Why did the stack overflow happen?
Let’s see the stack trace:
0:000> k
ChildEBP RetAddr
00083004 00391474 Emptyapp!pow+0x9 [d:\home\allinoner\emptyapp\emptyapp\emptyapp.cpp @ 23]
000830e0 00391474 Emptyapp!pow+0x44 [d:\home\allinoner\emptyapp\emptyapp\emptyapp.cpp @ 26]
000831bc 00391474 Emptyapp!pow+0x44 [d:\home\allinoner\emptyapp\emptyapp\emptyapp.cpp @ 26]
00083298 00391474 Emptyapp!pow+0x44 [d:\home\allinoner\emptyapp\emptyapp\emptyapp.cpp @ 26]
00083374 00391474 Emptyapp!pow+0x44 [d:\home\allinoner\emptyapp\emptyapp\emptyapp.cpp @ 26]
Obviously, the method “pow” is called indefinitely and does not end until the stack overflows.
Let’s see the local variables:
0:000> .frame 0
00 00083004 00391474 Emptyapp!pow+0x9 [d:\home\allinoner\emptyapp\emptyapp\emptyapp.cpp @ 23]
0:000> dv
a = 0
p = 70259
Hmm, value of a is 0…
0:000> ?? sizeof(a)
unsigned int 4
Let’s go back to previous frames (the actual number of total frames might vary):
0:000> .frame 125E
125e 0017f8cc 00391474 Emptyapp!pow+0x44 [d:\home\allinoner\emptyapp\emptyapp\emptyapp.cpp @ 26]
0:000> dv
a = 65536
p = 65557
This is OK. What is the next frame, then?
0:000> .frame 125D
125d 0017f7f0 00391474 Emptyapp!pow+0x44 [d:\home\allinoner\emptyapp\emptyapp\emptyapp.cpp @ 26]
0:000> dv
a = 0
p = 65558
Remember that the code at frame 125E calls “pow” at 125D with the argument: a = 65536.
What would a*a be evaluated to at frame 125E?
0:000> .frame 125E
125e 0017f8cc 00391474 Emptyapp!pow+0x44 [d:\home\allinoner\emptyapp\emptyapp\emptyapp.cpp @ 26]
0:000> dv
a = 65536
p = 65557
0:000> ?? a*a
int 0
Conclusion: when multiplying a, the result value will be 0, because the multiplication of integers so high will result in integer overflow.
After a = 0, the method cannot end, as p steadily increases and a remains 0. This results in the found stack overflow.
Comments
- Anonymous
August 31, 2011
could you please tell me what "frame" is?and how do you know that the previous frame id is 125E,and why the current frame id is 0? (because you have used .frame 0 ?)if the previous frame id is 125E, isn't the current frame id should be 125E+1 ?? - Anonymous
August 08, 2012
For each function, we have entries in stack to represent its state.

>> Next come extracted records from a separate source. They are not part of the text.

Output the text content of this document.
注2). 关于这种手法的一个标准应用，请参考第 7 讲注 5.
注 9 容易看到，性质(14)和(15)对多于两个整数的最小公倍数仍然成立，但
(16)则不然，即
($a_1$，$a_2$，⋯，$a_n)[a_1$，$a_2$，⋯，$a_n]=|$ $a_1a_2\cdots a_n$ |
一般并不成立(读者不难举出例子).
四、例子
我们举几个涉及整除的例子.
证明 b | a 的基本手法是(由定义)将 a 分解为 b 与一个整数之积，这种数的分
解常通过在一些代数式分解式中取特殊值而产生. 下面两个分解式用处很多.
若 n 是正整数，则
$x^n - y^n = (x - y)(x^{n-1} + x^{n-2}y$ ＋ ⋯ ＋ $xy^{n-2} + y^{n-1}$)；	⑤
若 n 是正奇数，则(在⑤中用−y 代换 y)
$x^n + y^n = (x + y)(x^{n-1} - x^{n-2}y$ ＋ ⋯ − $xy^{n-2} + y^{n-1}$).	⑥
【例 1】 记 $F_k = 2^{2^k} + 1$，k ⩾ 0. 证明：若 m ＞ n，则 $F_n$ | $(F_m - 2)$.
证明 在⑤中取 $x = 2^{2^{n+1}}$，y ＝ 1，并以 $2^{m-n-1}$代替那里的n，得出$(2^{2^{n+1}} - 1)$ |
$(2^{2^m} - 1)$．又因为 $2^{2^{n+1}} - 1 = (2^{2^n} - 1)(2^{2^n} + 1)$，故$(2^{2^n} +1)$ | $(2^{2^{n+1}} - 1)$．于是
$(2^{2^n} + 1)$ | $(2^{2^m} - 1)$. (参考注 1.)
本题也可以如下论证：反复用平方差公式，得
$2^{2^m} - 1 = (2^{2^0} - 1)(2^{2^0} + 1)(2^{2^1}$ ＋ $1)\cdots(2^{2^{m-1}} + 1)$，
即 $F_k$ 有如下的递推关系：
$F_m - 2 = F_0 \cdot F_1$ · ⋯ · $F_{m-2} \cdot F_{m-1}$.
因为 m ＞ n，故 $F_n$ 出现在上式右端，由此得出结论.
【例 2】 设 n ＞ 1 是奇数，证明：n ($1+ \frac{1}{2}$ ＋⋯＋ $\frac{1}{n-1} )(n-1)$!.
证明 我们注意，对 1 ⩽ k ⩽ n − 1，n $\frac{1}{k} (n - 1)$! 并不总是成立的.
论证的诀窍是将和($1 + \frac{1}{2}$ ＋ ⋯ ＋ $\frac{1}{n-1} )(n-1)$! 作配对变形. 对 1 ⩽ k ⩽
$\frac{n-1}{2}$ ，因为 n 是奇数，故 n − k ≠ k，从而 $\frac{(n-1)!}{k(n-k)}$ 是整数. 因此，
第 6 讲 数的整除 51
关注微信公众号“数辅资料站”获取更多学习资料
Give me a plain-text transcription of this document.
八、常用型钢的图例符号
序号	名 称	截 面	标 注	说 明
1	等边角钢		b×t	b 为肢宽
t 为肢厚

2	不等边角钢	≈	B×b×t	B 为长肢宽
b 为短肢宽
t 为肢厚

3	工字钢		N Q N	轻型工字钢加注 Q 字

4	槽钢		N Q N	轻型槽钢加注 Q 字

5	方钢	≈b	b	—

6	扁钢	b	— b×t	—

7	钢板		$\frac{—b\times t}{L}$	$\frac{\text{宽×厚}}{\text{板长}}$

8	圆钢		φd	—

This is the 'frame'.You can use 'kn' command to find the frame. The default number of frames is 20 but you can change number of frames by passing it to 'k' command. On my machine I used the command 'kn 5000' to return all frames from the start. Another way to look at the parameters is to use command 'kP 5000'. This will show how the values of 'a' and 'p' change in subsequent calls.